Quality Assurance

For most software development organizations, ensuring quality means dealing with defects. Three generic ways to deal with defects include:

1) Defect Prevention
2) Defect Detection and removal
3) Defect Containment.

Defect prevention through error blocking or error source removal: These QA activities prevent certain types of faults from being injected into the software. Since errors are the missing or incorrect human actions that lead to the injection of faults into software systems, we can directly correct or block these actions, or remove the underlying causes for them. Therefore, defect prevention can be done in two generic ways:

- Eliminating certain error sources, such as eliminating ambiguities or correcting human misconceptions, which are the root causes for the errors.

- Faultprevention or blocking by directly correcting or blocking these missing or incorrect human actions. This group of techniques breaks the causal relation between error sources and faults through the use of certain tools and technologies, enforcement of certain process and product standards, etc.

Defect reduction through fault detection and removal: These QA alternatives detect and remove certain faults once they have been injected into the software systems. In fact, most traditional QA activities fall into this category. For example,

- Inspection directly detects and removes faults from the software code, design,
- Testing removes faults based on related failure observations during program execution etc.

Various other means, based on either static analyses or observations of dynamic executions, can be applied to reduce the number of faults in a software system.

We use defect detection and removal for the overall concept and activities related to what many people commonly call “debugging”.

When specific activities related to “debugging” are involved, we point the specifics out using more precisely defined terms, including,

- Specific activities related to defect discovery, including testing, inspection, etc.
- Specific follow-up activities after defect discovery, including defect diagnosis, analysis, fixing, and re-verification.
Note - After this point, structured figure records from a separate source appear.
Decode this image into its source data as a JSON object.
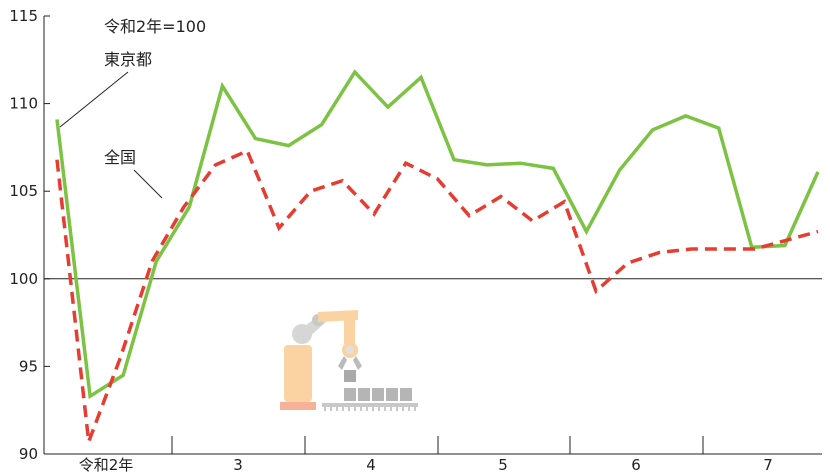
{
  "chart_data": {
    "type": "line",
    "unit_note": "令和2年=100",
    "y_ticks": [
      "115",
      "110",
      "105",
      "100",
      "95",
      "90"
    ],
    "ylim": [
      90,
      115
    ],
    "baseline": 100,
    "x_labels": [
      "令和2年",
      "3",
      "4",
      "5",
      "6",
      "7"
    ],
    "months_total": 59,
    "series": [
      {
        "name": "東京都",
        "color": "#7cc243",
        "style": "solid",
        "values": [
          109.1,
          93.3,
          94.5,
          101.0,
          104.1,
          111.0,
          108.0,
          107.6,
          108.8,
          111.8,
          109.8,
          111.5,
          106.8,
          106.5,
          106.6,
          106.3,
          102.7,
          106.2,
          108.5,
          109.3,
          108.6,
          101.8,
          101.9,
          106.1
        ]
      },
      {
        "name": "全国",
        "color": "#e63c32",
        "style": "dashed",
        "values": [
          106.8,
          90.7,
          95.5,
          101.0,
          104.1,
          106.5,
          107.3,
          102.9,
          105.0,
          105.6,
          103.7,
          106.6,
          105.7,
          103.6,
          104.7,
          103.3,
          104.4,
          99.3,
          100.9,
          101.5,
          101.7,
          101.7,
          101.7,
          102.2,
          102.7
        ]
      }
    ]
  }
}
Defect containment through failure prevention and containment: These containment measures focus on the failures by either containing them to local areas so that there are no global failures observable to users, or limiting the damage caused by software system failures. Therefore, defect containment can be done in two generic ways:

- Some QA alternatives, such as the use of fault-tolerance techniques, break the causal relation between faults and failures so that local faults will not cause global failures, thus “tolerating” these local faults.

- A related extension to fault-tolerance is containment measures to avoid catastrophic consequences, such as death, personal injury, and severe property or environmental damages, in case of failures. For example, failure containment for real-time control software used in nuclear reactors may include concrete walls to encircle and contain radioactive material in case of reactor melt-down due to software failures, in order to prevent damage to environment and people’s health.
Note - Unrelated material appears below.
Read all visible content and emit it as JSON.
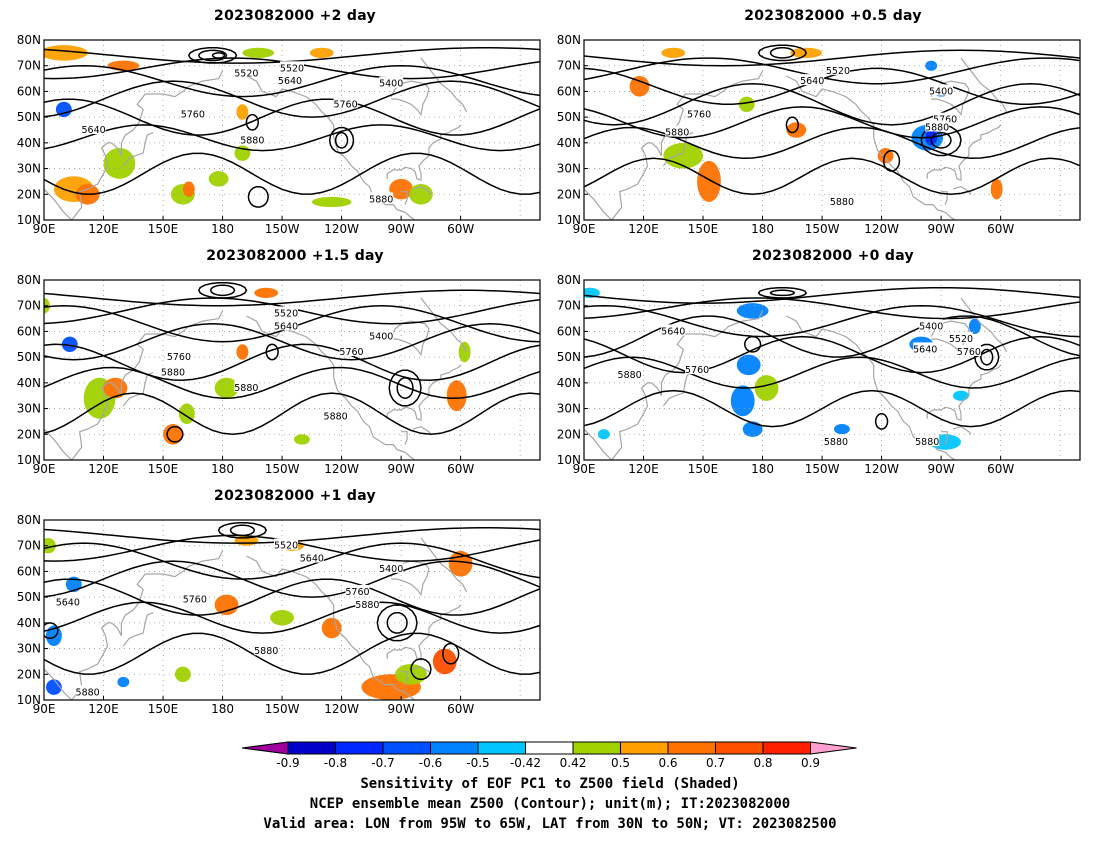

Various QA alternatives and related techniques can be used in a concerted effort to effectively and efficiently deal with defects and assure software quality. In the process of dealing with defects, various direct defect measurements and other indirect quality measurements (used as quality indicators) might be taken, often forming a multi-dimensional measurement space referred to as quality profile. These measurement results need to be analyzed using various models to provide quality assessment and feedback to the overall software development process.
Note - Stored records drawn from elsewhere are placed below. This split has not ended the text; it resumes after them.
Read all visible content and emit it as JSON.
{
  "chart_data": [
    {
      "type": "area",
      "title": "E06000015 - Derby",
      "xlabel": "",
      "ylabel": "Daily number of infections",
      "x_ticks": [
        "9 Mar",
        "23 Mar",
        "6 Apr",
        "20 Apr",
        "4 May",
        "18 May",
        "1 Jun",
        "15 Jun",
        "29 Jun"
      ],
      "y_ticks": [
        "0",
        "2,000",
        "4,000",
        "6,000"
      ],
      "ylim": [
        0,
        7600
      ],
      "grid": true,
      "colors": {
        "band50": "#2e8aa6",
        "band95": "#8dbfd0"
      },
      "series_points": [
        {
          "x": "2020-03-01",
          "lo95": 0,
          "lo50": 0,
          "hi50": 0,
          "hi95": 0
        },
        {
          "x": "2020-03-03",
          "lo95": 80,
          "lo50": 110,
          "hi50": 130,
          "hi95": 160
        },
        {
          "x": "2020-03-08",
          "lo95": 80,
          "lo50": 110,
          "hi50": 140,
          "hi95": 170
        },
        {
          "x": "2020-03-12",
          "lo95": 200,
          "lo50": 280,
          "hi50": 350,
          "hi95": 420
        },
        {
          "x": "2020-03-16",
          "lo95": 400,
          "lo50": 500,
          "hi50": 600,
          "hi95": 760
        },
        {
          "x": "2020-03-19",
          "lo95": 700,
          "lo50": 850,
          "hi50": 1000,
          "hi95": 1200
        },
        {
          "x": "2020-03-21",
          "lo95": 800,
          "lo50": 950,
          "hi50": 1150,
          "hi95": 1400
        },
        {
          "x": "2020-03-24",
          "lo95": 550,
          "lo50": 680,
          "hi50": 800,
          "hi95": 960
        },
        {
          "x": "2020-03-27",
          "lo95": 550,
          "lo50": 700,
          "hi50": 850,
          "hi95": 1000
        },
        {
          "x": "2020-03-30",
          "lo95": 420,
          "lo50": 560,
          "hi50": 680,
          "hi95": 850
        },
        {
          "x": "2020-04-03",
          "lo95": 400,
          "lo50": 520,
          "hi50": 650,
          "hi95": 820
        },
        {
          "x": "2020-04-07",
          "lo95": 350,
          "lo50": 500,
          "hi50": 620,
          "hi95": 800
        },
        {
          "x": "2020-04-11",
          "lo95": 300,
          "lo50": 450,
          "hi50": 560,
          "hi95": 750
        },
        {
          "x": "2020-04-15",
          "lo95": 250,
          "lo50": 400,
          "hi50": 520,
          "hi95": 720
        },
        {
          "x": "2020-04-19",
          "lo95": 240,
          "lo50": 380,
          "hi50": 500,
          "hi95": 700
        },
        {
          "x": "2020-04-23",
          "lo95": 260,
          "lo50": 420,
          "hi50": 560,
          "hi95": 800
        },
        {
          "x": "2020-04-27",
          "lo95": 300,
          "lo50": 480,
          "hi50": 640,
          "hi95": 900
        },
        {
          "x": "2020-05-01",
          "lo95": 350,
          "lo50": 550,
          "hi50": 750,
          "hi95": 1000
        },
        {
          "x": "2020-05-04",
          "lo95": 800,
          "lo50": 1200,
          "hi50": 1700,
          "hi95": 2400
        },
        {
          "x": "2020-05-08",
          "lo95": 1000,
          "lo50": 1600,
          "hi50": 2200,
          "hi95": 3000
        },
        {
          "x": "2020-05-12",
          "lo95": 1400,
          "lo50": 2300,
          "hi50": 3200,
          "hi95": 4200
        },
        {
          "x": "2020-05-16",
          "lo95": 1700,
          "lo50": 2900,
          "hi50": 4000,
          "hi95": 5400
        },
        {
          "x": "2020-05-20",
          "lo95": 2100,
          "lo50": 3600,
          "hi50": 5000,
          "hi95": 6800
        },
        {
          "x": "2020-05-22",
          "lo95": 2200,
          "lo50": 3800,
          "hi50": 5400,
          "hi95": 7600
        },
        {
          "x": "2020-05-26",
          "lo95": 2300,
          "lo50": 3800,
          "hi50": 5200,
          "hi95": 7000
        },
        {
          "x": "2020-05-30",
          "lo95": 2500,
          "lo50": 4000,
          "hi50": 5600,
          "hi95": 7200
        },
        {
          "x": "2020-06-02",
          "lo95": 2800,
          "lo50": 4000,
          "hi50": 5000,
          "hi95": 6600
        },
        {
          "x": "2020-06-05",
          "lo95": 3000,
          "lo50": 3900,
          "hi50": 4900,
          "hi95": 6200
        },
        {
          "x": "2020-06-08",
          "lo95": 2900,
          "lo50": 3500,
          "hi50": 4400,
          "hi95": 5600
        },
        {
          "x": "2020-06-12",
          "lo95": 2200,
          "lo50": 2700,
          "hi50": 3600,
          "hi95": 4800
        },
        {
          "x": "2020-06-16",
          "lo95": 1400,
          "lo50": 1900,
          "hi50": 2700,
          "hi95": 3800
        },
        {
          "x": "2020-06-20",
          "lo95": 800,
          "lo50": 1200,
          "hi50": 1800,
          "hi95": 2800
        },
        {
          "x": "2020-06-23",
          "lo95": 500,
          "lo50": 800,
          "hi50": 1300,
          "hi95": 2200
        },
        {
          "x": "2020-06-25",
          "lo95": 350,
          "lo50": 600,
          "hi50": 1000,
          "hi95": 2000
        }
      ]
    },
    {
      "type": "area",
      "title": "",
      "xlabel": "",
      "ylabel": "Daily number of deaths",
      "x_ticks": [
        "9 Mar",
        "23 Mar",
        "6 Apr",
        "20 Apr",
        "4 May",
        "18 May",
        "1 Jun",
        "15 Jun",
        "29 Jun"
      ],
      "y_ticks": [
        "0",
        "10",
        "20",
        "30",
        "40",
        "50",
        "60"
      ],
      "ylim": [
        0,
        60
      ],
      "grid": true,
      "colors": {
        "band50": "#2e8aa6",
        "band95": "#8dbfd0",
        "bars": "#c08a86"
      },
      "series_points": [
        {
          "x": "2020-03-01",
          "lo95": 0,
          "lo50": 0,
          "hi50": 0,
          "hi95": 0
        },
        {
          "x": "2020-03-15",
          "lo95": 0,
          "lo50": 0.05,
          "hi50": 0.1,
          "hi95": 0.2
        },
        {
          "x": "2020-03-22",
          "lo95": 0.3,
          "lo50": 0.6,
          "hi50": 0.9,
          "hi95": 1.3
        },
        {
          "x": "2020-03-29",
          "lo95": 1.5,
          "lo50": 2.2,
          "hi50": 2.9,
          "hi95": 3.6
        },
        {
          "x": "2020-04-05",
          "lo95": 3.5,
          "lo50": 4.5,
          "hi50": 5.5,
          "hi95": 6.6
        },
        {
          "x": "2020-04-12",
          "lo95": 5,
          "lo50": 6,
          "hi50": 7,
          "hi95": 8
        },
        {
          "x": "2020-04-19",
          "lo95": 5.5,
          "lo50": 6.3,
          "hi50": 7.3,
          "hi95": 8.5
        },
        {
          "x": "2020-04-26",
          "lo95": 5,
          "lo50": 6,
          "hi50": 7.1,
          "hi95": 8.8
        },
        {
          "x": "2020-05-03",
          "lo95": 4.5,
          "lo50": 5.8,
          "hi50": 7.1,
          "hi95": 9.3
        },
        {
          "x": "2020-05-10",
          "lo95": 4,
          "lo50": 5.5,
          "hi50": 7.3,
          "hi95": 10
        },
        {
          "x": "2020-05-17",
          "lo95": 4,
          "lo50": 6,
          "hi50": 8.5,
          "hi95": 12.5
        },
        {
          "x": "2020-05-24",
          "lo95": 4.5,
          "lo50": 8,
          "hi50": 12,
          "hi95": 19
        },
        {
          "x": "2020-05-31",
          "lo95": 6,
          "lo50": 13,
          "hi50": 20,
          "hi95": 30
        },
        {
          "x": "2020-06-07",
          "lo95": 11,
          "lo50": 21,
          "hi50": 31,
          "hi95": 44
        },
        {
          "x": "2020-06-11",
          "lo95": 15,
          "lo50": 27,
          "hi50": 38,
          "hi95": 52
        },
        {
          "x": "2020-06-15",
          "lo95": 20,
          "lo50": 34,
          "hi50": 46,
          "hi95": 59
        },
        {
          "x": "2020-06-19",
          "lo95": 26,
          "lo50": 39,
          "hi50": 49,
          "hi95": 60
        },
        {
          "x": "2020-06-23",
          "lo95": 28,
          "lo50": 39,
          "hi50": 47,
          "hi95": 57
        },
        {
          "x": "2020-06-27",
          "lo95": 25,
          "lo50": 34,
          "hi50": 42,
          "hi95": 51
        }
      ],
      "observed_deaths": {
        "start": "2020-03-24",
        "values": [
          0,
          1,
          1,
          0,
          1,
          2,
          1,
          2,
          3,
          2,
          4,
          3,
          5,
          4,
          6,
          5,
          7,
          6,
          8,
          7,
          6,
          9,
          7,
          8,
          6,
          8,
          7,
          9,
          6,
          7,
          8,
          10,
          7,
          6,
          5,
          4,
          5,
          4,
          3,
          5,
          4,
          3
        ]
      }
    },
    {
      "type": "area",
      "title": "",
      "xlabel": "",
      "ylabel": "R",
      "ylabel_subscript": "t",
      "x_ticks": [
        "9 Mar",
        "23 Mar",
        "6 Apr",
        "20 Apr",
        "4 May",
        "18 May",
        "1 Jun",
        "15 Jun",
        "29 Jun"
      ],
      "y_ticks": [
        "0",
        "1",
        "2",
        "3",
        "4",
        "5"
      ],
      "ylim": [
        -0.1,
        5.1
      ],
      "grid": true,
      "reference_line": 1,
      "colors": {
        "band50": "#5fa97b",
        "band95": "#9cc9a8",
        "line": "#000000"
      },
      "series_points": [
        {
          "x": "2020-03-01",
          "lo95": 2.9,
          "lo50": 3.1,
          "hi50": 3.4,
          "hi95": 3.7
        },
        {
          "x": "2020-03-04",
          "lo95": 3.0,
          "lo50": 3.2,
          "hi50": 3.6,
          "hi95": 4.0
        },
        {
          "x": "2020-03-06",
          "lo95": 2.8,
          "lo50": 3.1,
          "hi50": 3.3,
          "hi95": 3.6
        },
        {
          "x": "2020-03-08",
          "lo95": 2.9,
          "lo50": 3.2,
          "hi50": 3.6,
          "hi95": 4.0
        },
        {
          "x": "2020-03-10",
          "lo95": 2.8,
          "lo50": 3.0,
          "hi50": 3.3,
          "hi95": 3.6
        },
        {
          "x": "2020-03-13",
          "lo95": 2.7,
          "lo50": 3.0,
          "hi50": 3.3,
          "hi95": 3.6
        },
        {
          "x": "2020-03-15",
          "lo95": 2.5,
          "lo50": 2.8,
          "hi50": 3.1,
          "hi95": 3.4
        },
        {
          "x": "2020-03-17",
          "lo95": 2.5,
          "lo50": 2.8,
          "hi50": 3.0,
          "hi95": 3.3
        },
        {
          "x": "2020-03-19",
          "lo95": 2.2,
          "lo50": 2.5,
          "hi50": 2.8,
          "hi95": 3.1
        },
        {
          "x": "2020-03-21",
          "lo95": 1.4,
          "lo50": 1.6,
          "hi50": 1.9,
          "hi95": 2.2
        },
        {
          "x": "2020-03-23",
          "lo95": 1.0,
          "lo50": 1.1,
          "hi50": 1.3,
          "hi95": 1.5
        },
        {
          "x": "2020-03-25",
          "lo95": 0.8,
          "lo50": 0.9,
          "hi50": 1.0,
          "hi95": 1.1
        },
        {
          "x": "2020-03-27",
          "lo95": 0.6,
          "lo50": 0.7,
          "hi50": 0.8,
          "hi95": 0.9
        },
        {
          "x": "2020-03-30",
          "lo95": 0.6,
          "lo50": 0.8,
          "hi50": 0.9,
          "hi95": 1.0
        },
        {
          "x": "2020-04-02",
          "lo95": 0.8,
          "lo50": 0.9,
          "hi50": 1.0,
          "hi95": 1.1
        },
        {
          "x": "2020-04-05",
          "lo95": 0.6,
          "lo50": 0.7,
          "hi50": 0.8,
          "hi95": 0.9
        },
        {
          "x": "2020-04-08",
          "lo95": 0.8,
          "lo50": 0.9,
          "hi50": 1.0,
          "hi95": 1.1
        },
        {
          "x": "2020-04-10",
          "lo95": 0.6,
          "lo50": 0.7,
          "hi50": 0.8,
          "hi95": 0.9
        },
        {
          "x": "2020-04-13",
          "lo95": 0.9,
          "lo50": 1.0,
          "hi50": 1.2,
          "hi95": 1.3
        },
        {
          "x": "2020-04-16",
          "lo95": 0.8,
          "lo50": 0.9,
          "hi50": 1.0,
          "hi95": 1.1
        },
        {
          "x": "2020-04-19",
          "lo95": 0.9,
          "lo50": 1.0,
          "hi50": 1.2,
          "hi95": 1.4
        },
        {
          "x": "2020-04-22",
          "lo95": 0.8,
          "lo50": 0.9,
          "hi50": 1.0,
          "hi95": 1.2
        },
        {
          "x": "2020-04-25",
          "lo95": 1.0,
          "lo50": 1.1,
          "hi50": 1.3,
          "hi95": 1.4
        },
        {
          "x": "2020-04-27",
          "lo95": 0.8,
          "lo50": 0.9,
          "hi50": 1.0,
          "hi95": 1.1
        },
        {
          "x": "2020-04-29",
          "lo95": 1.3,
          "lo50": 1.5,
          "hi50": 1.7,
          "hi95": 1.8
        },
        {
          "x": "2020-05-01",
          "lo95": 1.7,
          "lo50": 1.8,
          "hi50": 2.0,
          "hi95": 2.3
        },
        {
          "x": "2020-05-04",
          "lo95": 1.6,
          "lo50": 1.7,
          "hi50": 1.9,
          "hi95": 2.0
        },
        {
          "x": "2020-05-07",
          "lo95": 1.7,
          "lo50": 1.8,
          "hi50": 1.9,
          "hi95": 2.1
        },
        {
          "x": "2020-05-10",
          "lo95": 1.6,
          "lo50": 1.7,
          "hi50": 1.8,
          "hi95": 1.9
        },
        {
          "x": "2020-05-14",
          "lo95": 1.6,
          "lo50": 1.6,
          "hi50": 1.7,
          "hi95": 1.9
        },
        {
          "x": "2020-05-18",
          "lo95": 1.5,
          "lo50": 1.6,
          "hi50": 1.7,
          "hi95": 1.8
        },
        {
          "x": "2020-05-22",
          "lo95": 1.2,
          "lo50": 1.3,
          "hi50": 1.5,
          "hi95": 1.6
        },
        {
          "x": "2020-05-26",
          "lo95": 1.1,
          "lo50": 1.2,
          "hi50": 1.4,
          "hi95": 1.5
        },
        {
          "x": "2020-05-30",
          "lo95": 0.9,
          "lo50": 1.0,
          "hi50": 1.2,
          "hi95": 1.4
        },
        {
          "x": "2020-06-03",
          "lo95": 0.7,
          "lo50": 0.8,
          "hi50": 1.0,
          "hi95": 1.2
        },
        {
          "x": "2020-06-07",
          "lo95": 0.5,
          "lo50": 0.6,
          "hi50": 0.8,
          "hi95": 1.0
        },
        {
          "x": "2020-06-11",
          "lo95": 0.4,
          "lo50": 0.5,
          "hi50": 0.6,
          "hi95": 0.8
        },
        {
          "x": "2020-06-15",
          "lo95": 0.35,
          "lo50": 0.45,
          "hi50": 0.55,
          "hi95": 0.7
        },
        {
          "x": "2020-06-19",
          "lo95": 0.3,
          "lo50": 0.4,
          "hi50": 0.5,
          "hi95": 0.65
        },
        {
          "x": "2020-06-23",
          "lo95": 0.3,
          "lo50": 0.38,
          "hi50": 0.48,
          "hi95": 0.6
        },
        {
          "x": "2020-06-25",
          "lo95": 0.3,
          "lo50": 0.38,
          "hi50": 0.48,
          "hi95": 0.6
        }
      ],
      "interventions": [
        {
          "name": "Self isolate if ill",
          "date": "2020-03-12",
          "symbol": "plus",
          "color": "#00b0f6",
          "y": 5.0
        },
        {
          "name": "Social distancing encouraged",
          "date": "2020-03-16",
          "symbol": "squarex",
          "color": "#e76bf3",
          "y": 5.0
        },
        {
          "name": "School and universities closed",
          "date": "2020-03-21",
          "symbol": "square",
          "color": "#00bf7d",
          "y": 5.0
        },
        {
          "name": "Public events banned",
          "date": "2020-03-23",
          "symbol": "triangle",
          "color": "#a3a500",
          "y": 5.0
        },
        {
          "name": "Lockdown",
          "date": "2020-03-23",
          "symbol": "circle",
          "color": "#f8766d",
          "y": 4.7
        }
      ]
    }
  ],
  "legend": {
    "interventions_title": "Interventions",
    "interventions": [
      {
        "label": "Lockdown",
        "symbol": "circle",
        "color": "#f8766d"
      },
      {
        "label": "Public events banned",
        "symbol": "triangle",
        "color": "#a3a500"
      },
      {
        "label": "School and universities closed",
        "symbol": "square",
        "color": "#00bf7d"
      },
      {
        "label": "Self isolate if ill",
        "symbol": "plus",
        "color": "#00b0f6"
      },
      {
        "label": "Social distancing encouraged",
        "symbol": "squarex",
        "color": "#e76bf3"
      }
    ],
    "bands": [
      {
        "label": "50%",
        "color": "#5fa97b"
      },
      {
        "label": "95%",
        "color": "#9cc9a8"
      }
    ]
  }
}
By extension, quality engineering can also be viewed as defect management. In addition to the execution of the planned QA activities, quality engineering also includes:

- quality planning before specific QA activities are carried out,
- measurement, analysis, and feedback to monitor and control the QA activities

In this respect, much of quality planning can be viewed as estimation and planning for anticipated defects. Much of the feedback is provided in terms of various defect related quality assessments and predictions.